Henry V – Review

Alex Hassell in the Royal Shakespeare Company's Henry V.
Alex Hassell in the Royal Shakespeare Company’s Henry V.

With the anniversary of the Battle of Agincourt looming the Royal Shakespeare Company has returned to the Bard’s histories for its most famous and warlike saga, Henry V.

The glaringly obvious obstacle to overcome is its epic skirmishes that feature thousands of soldiers, horse, and bloody battlefields.

That’s fine to re-create on screen but, as the company’s elder statesman, Oliver Ford Davies as the narrator, Chorus, constantly reminds us, we have to push our imaginations into overdrive to picture the scenes.

Even the RSC can’t supply horse and cannon for its vast thrust stage at Stratford-upon-Avon but it does come up with a high-tech 3D effect backcloth which constantly tested my eyesight.

The RSC’s artistic director, Gregory Doran, has been rather playful with his production which opened tonight. Indeed, there is so much humour that it is bordering on being a comedy.

After a jovial bit of business at the start we’re treated to the ribald antics of the wastrels Nym, Bardolph and Pistol, the joshing between rival army officers, and the young king’s pathetically endearing but gauche efforts to woo a French princess – not to mention her laughable attempts at trying to learn Anglais.

There is also Robert Gilbert’s fetching turn as the cowardly French Dauphin, who presents Henry with tennis balls, flicks his well groomed pageboy haircut, and makes for a dapper soldier in haute-couture armour.

We’re faced with an almost empty stage. There sits the throne and upon it the crown.

Chorus, dressed almost for a Sunday morning’s gardening in relaxed corduroy trousers, old ill-fitting cardie and a red scarf, ambles on and fingers the royal trinket, tempted to try it on, before a half-dressed Alex Hassell, water bottle in hand, strides across the stage to relieve him of it.

It’s a moment played for laughs before the serious business of invading France gets under way.

Henry V_

This is very much Hassell’s show and he has earned that crown. On stage almost the entire 155 minutes, we are presented with a much dour, mature and determined king who is a far cry from the devil-may-care cavalier, Prince Hal, who drank and caroused his way through Henry IV parts 1 & 2.

Hassell gives us a very natural, subtle and realistic warrior king who isn’t flashy or demonstrative but who comes across a little like our modern day Prince Harry. He prefers the company of soldiers to diplomats and can’t be doing with the trappings of state.

Presented with convoluted evidence that France belongs, by ancestry, to England, he looks blank and confused after having an education on the battlefields, not the classrooms.

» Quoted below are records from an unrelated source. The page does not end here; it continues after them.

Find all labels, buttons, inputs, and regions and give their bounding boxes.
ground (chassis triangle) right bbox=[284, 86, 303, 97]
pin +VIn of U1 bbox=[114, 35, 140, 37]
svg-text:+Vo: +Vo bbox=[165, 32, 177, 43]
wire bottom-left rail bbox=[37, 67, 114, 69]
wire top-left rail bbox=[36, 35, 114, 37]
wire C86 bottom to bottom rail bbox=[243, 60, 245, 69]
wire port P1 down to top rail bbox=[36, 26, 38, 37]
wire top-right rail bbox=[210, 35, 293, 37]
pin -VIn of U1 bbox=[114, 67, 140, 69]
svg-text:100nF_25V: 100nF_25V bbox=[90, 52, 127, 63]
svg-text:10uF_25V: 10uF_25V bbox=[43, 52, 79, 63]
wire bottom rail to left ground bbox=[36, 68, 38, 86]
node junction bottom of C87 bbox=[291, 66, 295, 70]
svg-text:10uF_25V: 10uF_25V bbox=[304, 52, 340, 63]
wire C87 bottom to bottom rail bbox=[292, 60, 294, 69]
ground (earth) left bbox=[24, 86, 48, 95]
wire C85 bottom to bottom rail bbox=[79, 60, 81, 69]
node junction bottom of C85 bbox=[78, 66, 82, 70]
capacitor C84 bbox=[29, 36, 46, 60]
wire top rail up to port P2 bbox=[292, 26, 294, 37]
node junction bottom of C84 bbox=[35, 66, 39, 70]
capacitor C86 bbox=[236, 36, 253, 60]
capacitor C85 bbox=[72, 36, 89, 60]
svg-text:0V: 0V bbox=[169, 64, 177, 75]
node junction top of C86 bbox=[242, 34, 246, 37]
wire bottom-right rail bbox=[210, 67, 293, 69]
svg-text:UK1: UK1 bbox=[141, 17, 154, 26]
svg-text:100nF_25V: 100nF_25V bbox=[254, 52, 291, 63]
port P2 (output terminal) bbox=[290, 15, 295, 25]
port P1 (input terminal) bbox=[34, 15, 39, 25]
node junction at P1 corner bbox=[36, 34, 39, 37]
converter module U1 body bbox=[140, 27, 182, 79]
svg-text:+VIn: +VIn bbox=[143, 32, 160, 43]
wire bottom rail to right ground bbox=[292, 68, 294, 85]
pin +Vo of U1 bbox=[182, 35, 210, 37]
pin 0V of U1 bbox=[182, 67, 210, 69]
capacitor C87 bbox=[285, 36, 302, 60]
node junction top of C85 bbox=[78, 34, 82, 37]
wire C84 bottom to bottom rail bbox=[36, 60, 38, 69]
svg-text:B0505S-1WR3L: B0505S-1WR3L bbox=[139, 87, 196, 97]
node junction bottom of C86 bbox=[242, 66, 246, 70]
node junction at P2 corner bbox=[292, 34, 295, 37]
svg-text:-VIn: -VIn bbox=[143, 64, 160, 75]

Some of Henry V’s most famous speeches go by almost unnoticed – once more unto the breach is delivered at breakneck speed as the king darts across the stage – until we get to the St Crispin’s Day call to arms.

It isn’t the most rousing, Hassell’s voice got quieter as the opening night progressed, but it is heartfelt and sincere. As king, he looked exhausted and his relief at the end of the conflict is palpable.

There are some fine support performances. It goes without question that the superbly spoken Ford Davies gives a splendid turn as Chorus.

And sit back and enjoy the scene between soldiers, Irishman MacMorris (Andrew Westfield), Welshman Fluellen (Joshua Richards) and the incomprehensible Scot Jamy (Simon Yadoo).

Poor Jane Lapotaire waits until the final moments of the play before coming on for one speech as Queen Isobel while Simon Thorp makes a dignified and regal King of France.

A thrilling, surprisingly funny and powerfully told finale to the Henry trilogy.

Henry V plays in the Royal Shakespeare Theatre until October 25. It will also be screened into cinemas on October 21 as part of the theatre’s Live From Stratford-Upon-Avon initiative.

Review Rating
  • Henry V
4

Summary

Alex Hassell gives a mature and compelling turn as the warrior king in The Royal Shakespeare Company’s thrilling production of Henry V at Stratford-Upon-Avon.